Hello, friends. This week, a local journalist, Hollie Pratt Campbell, interviewed me. In the course of our conversation, Hollie said that while she now reads mostly adult books, it was Young Adult fiction that made her a reader; that really stirred her love of books, as a younger reader.
I was thinking about why that’s the case, and I suspect it’s to do with the importance of story in young people’s lit. Young readers don’t read primarily for gorgeous prose, elaborate narrative structure, or postmodern wit. (Which is not to say that they don’t appreciate all those things; they can be sophisticated readers.) But before all else, they want a fully developed story with complex characters and a conflict that gets resolved.

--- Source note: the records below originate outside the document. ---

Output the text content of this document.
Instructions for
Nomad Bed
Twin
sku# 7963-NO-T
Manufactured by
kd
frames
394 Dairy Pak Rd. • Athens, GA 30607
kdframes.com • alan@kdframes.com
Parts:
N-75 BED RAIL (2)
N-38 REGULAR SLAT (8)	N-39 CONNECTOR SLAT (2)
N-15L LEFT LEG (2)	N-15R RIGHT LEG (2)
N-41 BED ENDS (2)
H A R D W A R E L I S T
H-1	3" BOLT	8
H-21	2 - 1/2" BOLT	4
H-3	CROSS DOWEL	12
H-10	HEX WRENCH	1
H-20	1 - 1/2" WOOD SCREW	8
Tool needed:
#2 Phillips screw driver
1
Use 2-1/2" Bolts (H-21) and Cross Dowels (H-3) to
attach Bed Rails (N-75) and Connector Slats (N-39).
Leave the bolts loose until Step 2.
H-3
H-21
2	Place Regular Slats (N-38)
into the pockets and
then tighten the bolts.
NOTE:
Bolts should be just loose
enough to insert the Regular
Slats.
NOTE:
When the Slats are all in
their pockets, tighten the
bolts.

There’s a purity to writing for kids that’s incredibly satisfying, precisely because of these elements. As an adult, I too enjoy the quest. I want to solve the problem; I long to overcome the challenge. When life is messy and ambiguous, it’s a relief to pull things together neatly in a plot.
The plot, however, is just the hook. What remains for me are the characters and their specific struggles. If I think about the books that made me a reader, I think of the Murry family, in Madeleine L’Engle’s Time Quartet – loving, often separated, intrepid. Emily Starr, the idealistic, lonely, aspiring writer created by L. M Montgomery. Even the Naughtiest Girl, a spoiled brat who’s determined to be expelled from her boarding school, yet comes to belong there (it’s a series by Enid Blyton).
What do you read for – plot, characters, something else? And what are the books that made you a reader?